The film starts slowly, which allows Peele to drop clues about what’s to come. Us is full of small visual touches and references meant to lure viewers back again and again to find more. In the opening scene, set in 1986, the camera zones in on a television commercial promoting Hands Across America, a real event in which people across the country joined hands to raise money for the hungry and homeless. Anyone who has seen the film’s trailer will instantly spot the resemblance between the event’s logo – a row of red cut-out figures, like paper dolls – and the red jumpsuited doppelgangers.

Other references are more obscure. A homeless man with stringy blonde hair holds a sign that says Jeremiah 11:11. He recurs throughout the film, but Peele leaves it to viewers to go home and look up the Biblical reference on his sign.

He is first seen as a theme park, where a small girl wanders into a funhouse hall of mirrors. A sign there reads: “Vision Quest: Find Yourself,” and that’s exactly what she finds.

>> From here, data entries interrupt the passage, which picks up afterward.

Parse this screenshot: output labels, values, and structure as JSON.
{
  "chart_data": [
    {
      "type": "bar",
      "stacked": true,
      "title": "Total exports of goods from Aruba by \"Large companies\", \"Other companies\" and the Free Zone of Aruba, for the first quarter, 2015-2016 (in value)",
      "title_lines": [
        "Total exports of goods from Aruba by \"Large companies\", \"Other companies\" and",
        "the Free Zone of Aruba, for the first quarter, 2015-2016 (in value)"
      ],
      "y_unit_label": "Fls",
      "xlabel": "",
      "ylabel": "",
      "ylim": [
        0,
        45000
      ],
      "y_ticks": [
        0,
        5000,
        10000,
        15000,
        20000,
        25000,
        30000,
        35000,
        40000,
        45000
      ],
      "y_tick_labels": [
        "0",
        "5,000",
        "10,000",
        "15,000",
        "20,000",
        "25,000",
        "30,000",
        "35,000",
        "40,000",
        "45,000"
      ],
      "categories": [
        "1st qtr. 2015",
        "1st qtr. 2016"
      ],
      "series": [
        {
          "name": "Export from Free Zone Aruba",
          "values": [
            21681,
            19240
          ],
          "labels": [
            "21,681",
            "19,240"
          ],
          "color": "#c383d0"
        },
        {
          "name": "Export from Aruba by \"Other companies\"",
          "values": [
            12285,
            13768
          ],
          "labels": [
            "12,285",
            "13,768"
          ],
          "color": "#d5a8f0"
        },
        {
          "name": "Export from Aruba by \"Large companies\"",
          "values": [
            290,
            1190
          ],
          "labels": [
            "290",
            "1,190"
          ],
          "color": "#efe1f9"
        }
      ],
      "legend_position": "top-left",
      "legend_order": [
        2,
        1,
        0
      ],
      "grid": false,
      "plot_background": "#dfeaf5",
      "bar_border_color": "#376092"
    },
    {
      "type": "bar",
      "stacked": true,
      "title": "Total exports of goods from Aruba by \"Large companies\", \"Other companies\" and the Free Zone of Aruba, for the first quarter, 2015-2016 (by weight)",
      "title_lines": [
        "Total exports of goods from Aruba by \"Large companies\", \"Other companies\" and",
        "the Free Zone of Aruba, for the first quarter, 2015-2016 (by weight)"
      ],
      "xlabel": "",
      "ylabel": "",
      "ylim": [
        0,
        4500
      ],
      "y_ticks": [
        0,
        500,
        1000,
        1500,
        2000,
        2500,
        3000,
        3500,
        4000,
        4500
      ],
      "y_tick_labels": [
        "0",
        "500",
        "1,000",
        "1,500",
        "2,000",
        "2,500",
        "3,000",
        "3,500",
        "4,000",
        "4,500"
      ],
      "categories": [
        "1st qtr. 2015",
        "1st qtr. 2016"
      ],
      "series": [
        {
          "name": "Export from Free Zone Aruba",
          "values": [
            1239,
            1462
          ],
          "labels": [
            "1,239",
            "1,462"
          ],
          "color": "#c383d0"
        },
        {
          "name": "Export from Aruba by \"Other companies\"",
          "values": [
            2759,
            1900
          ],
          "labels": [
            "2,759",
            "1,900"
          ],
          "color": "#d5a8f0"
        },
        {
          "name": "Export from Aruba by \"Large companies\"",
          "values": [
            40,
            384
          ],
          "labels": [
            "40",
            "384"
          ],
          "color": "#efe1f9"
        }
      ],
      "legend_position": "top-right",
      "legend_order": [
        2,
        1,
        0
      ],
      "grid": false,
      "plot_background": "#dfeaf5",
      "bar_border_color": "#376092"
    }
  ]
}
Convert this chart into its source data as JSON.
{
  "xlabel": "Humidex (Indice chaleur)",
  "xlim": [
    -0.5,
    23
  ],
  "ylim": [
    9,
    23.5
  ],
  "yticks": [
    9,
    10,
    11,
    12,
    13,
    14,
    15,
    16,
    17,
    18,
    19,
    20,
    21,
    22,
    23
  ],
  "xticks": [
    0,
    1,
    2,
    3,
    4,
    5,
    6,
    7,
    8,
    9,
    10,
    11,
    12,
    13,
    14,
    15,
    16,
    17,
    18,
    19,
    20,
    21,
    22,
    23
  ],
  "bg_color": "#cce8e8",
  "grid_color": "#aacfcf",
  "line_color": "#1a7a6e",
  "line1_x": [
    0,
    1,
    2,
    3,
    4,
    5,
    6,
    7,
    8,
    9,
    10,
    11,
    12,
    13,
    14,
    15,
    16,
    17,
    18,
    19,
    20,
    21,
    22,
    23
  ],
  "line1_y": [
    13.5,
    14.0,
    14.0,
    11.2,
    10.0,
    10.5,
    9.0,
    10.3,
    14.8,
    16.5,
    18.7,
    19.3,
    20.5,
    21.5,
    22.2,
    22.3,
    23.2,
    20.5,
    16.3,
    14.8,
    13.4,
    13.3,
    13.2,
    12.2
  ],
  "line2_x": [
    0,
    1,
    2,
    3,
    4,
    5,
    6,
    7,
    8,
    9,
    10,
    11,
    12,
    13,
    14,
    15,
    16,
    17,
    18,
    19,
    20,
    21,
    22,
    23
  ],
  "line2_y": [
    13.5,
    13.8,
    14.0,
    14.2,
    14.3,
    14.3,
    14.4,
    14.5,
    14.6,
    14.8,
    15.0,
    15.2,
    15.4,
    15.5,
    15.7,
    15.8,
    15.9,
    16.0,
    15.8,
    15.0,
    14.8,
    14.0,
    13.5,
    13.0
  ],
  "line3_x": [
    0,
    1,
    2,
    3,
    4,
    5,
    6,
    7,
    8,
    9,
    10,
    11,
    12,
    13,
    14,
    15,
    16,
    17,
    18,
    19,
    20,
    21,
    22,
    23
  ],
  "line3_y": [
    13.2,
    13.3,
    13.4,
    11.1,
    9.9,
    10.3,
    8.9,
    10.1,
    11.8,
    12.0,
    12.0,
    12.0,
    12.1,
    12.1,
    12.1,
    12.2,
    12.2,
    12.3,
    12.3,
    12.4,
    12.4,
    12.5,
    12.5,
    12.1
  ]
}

Little Adelaide spots her doppelganger, and is terrified from that day on.

When the film leaps to the present, Adelaide is Lupita Nyong’o, married to Gabe Wilson (Winston Duke), who adds comic relief as a sometimes oblivious guy who tells bad dad jokes.

Their teenage daughter, Zora (Shahadi Wright Joseph), is always on her phone. Their younger child, Jason (Evan Alex) unaccountably wears a mask on top of his head. They are at the family beach house, conveniently near to the scene of Adelaide’s childhood trauma.

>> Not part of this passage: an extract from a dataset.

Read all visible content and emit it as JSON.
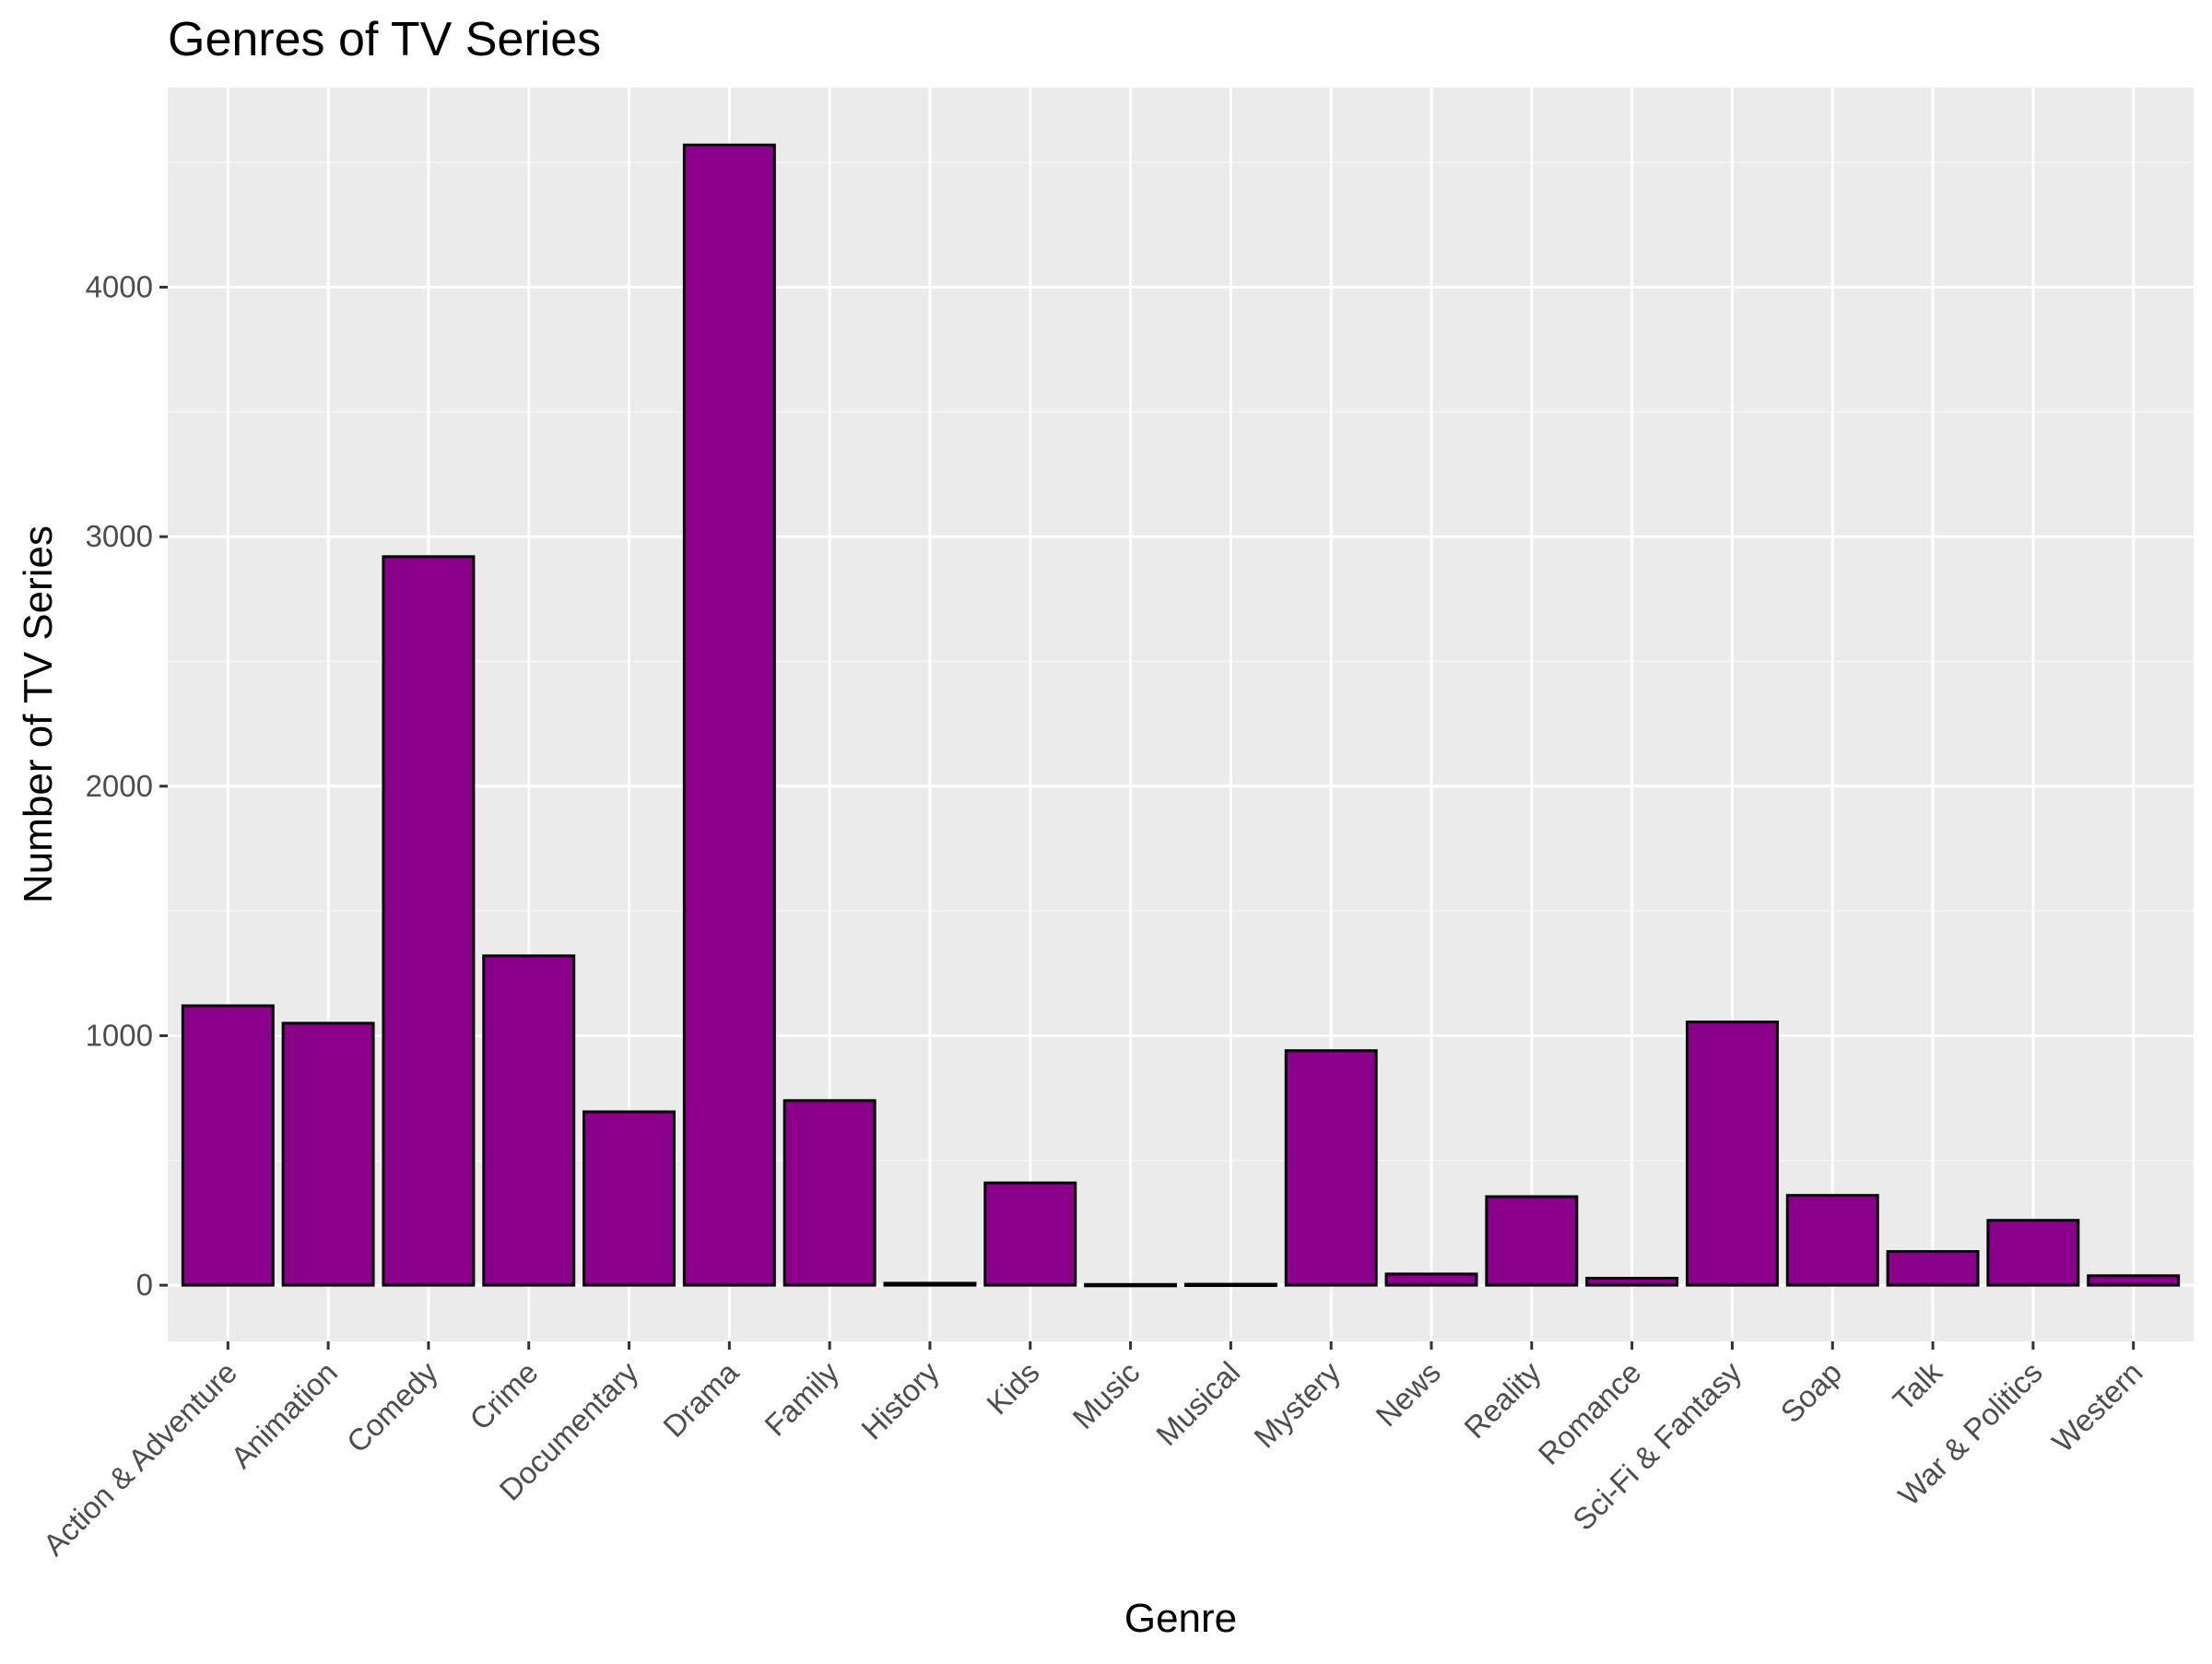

The action picks up when the doubles invade the house. Each of the actors has a dual role, and Peele has directed them with such nuance that the slight differences – the doppelgangers’ faces remain still no matter how violent they become – are more alarming than exact duplicates might have been.

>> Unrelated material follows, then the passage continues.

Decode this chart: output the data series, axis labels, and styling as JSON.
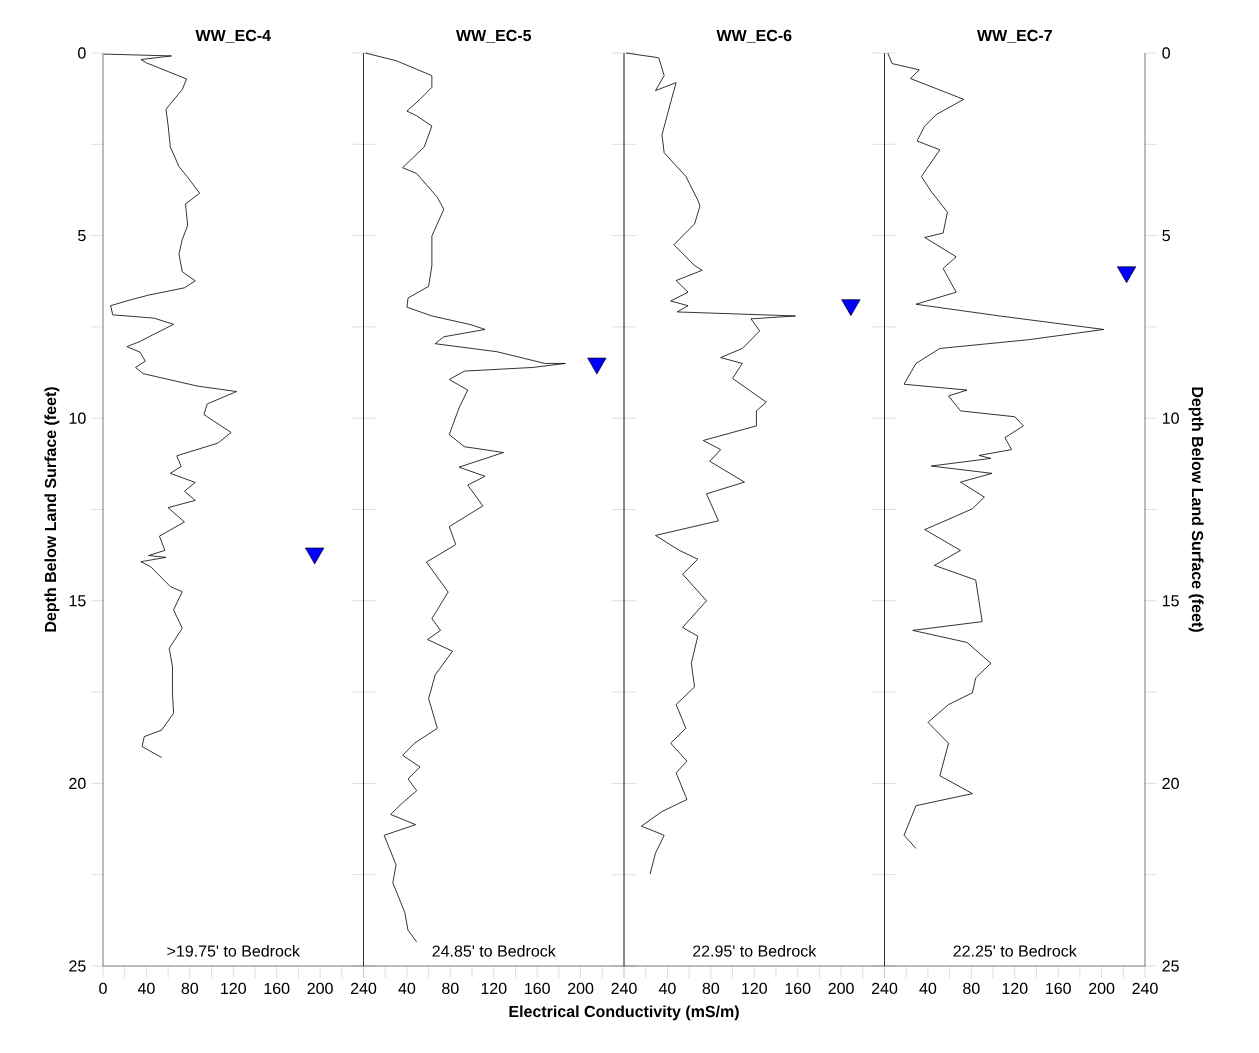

The film centres around Nyong’o, whose performance as the double is especially eerie. Her voice is croaky and halting, as if she has not spoken in years, as she resentfully tells a story about a girl who “had a shadow.” That girl was a princess who found her prince and a happy life, while the shadow was hungry and living in the dark. Joseph brilliantly displays the creepy look on her face as Zora’s evil counterpart. Like Nyong’o’s, her double’s physical movements are as swift and pouncing as an animal’s.

The family fights off the invaders in scenes that Peele creates with sleek precision. They try to escape by boat and by car. Adelaide thwacks the Others with a fireplace poker – always strangely close at hand in horror films.

There are stabbings with scissors, evoking Hitchcock. The melodramatic music cues, calling attention to danger in the style of old movies, signal that Us is a meta-layer removed from those hokey films, that the urge to yell, “Don’t go down that dark road alone!” is a trick Peele has knowingly set up. Even as the scenes become a bloody mess, the film is always lucid, cutting from wide shots of corpses to suspenseful angles seen from the besieged family members’ points of view.

Peele keeps ramping up the intensity of the action, but then the film takes an unexpected, spectacular stylistic turn. As we come close to understanding the secret behind Adelaide’s funhouse encounter, the film becomes more imagistic, almost surreal. The music is thumping and modern, and we see young Adelaide and her double dancing in ballet classes. Those scenes bring the film Black Swan to mind, rather than slasher movies. The sequence is a revelation, evidence that Peele can be an exceptional film-maker in an entirely different mode.

Even though Us leans into its genre, social issues linger as subtext. The Wilsons are black, but their race is not addressed as an issue. The exception is a scene in which Gabe confronts the doubles in the driveway and deliberately changes his grammar to sound thuggish, using the image of the threatening black man as a ploy. Even then, the film leaves it to viewers to infer the comment on racial stereotyping.

Peele himself has been blunt about how the film deals with America. “This country, and how this country looks at the world, we have a fear of the outsider,” he has said, describing his theme. “No one really wants to look at their faults, their guilt, their demons.” By the end, Hands Across America, a well-intentioned event, has been subverted into a symbol of evil. The most chilling lesson from Us: you just might be your own evil twin.